Sonntag, 18. November 2012

Eden

Eden hat eine etwas unrühmliche Geschichte als Walfanghafen. Allerdings auch eine ganz interessante, die nicht zuletzt mit einer Gruppe von ungewöhnlichen Walfanghelfern verbunden ist. Orcas und menschliche Walfänger sind hier eine sehr kuriose Symbiose eingegangen: Die Orcas haben die Buckelwale in die Bucht getrieben, wo die Walfänger sie dann erlegt haben. Zum Dank durften die Orcas dann zunächst die Zungen und Lippen fressen, bevor die Walfänger dann den Rest zerlegt haben. Einem besonders treuen Helfer hat man in Eden sogar ein Museum gewidmet.
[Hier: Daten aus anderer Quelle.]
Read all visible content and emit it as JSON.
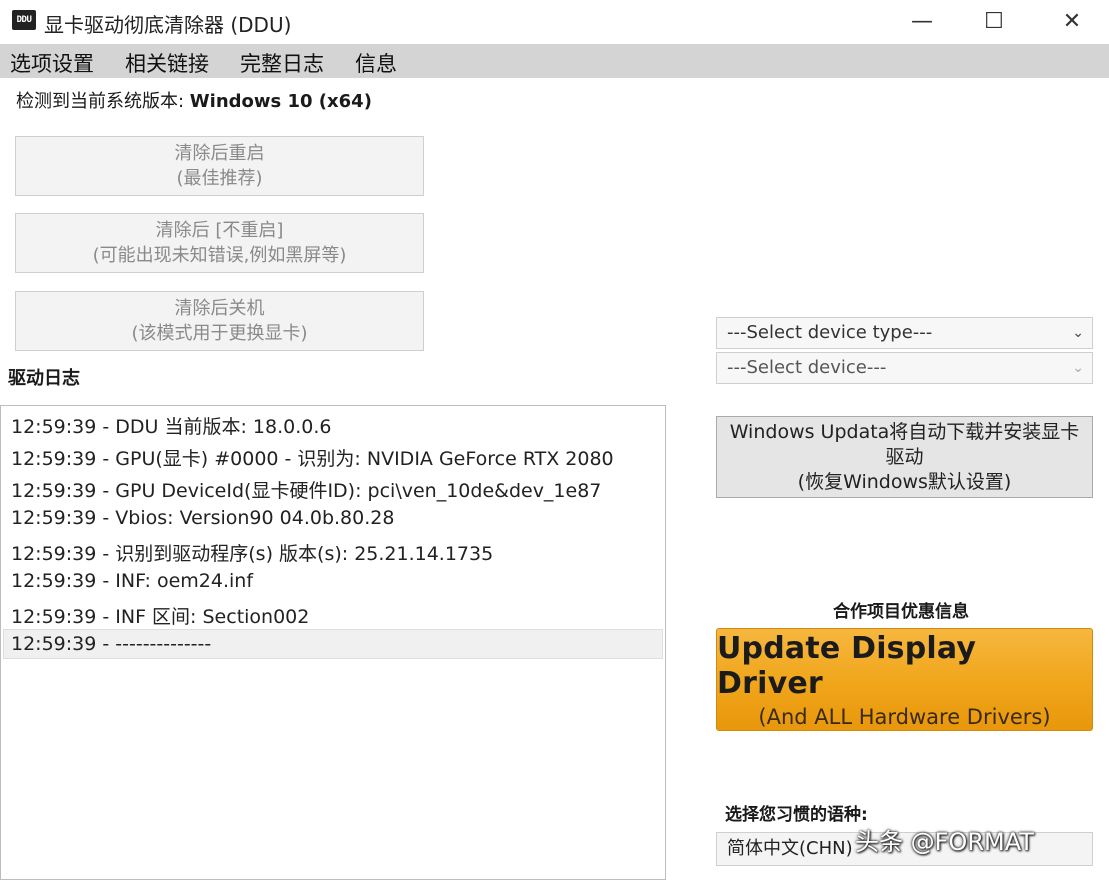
{
  "window": {
    "title": "显卡驱动彻底清除器 (DDU)",
    "icon_text": "DDU",
    "controls": {
      "minimize": "—",
      "maximize": "☐",
      "close": "✕"
    }
  },
  "menu": [
    "选项设置",
    "相关链接",
    "完整日志",
    "信息"
  ],
  "os": {
    "label": "检测到当前系统版本: ",
    "value": "Windows 10 (x64)"
  },
  "actions": [
    {
      "line1": "清除后重启",
      "line2": "(最佳推荐)"
    },
    {
      "line1": "清除后 [不重启]",
      "line2": "(可能出现未知错误,例如黑屏等)"
    },
    {
      "line1": "清除后关机",
      "line2": "(该模式用于更换显卡)"
    }
  ],
  "log": {
    "title": "驱动日志",
    "lines": [
      "12:59:39 - DDU 当前版本: 18.0.0.6",
      "12:59:39 - GPU(显卡) #0000 - 识别为: NVIDIA GeForce RTX 2080",
      "12:59:39 - GPU DeviceId(显卡硬件ID): pci\\ven_10de&dev_1e87",
      "12:59:39 - Vbios: Version90 04.0b.80.28",
      "12:59:39 - 识别到驱动程序(s) 版本(s): 25.21.14.1735",
      "12:59:39 - INF: oem24.inf",
      "12:59:39 - INF 区间: Section002",
      "12:59:39 - --------------"
    ]
  },
  "device_type_select": {
    "value": "---Select device type---"
  },
  "device_select": {
    "value": "---Select device---"
  },
  "windows_update_button": "Windows Updata将自动下载并安装显卡驱动\n(恢复Windows默认设置)",
  "partner": {
    "label": "合作项目优惠信息",
    "promo_main": "Update Display Driver",
    "promo_sub": "(And ALL Hardware Drivers)"
  },
  "language": {
    "label": "选择您习惯的语种:",
    "value": "简体中文(CHN)"
  },
  "watermark": "头条 @FORMAT",
  "icons": [
    "ddu-app-icon",
    "minimize-icon",
    "maximize-icon",
    "close-icon",
    "chevron-down-icon"
  ]
}
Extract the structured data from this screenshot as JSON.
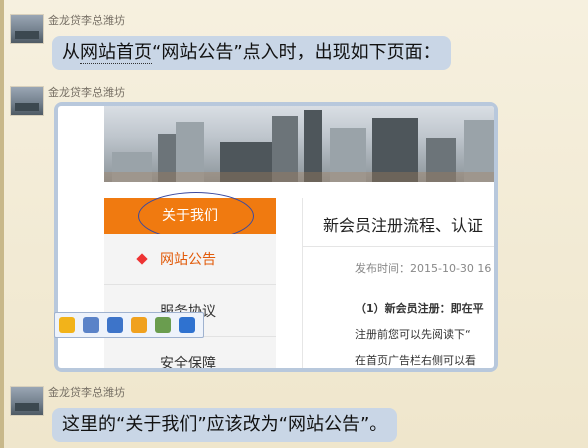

Das Skelett von Old Tom ist dort ausgestellt und wenn man nicht die Abriebspuren im Gebiss des Orcas (hintere Zahnreihe)


sehen könnte, würde man nicht glauben, dass er die Boote der Walfänger am Ankertau hinausgeschleppt hat, um schneller zur Jagd zu kommen.

Zum Glück sind diese blutigen Zeiten aber schon lange vorbei und die Walflotte hat inzwischen auf whale watching umgeschult. Da wir uns inzwischen am Ende der Beobachtungssaison befinden, war das Boot nur schwach besetzt. Die Bootsfahrt haben wir dank Travacalm viel besser überstanden als manch arme Mitreisende, Mathis hat als Gallionsfigur darauf geachtet, keine der großen Wellen zu verpassen („das ist ja besser als Achterbahn“). Am Ende war der Seegang nur beim Fotografieren problematisch. Ich habe immerhin erreicht, dass weder die Kamera noch ich über Bord gingen.
Letztlich haben wir auch mehrmals das Glück eine Reihe von Buckelwalen und Orcas sehen zu können. In der Regel sind das sogar Mütter mit Ihren Kälbern, die in der tiefen Bucht von Eden eine Rast auf Ihrer langen Reise vom Ort der Geburt in arktische Gewässer machen.

Das Fotografieren hat dann auch ganz leidlich geklappt: Wal oder Orca relativ formatfüllend ins Bild zu bekommen gelang aber äußerst selten und gleichzeitig noch einen geraden Horizont zu erreichen ist eine echte Herausforderung. Leider hat den springenden Wal außer Mathis leider niemand richtig gesehen, geschweige fotografiert.

Unsere Unterkunft in Eden hat uns auch gefallen, obwohl wir uns den Garten Eden bisher immer anders vorgestellt als einen – zugegeben recht hübschen- Campingplatz. Da es im Südosten Australiens derzeit ungewöhnlich kalt und grau ist,


haben wir uns im Garden of Eden ein kleines Ferienhäuschen gemietet. So haben wir dann etwas mehr Komfort als üblich und Mathis ist ganz glücklich, dass er abends auch mal fernsehen kann oder wir uns an der Rezeption eine DVD ausleihen können. Aber das gemeinsame Tennisspielen macht noch mehr Spaß (vielleicht sollten wir nicht immer nur im Urlaub Tennis spielen, sondern uns zuhause mal von einem Trainer zeigen lassen, wie es richtig geht).
Zum Glück ist das zuvor angesprochene Wetter nur für australische Verhältnisse ungewöhnlich kalt (also eigentlich wirklich ok)


und zudem recht wechselhaft, so können wir zum Glück auch im Pool planschen.

Da wir inzwischen schon 6 Wochen unterwegs sind, mussten wir auch mal zum Frisör. Dass Frisöre Plaudertaschen sind ist anscheinend international und ich fand es ziemlich lustig, Mathis beim Gespräch mit der Friseurin zu belauschen. Seine Lieblingsfragen sind sicherlich immer noch solche, die sich mit ‚yes’ oder ‚no’ beantworten lassen, aber auch die offenen Fragen bringen ihn inzwischen nicht mehr aus der Fassung.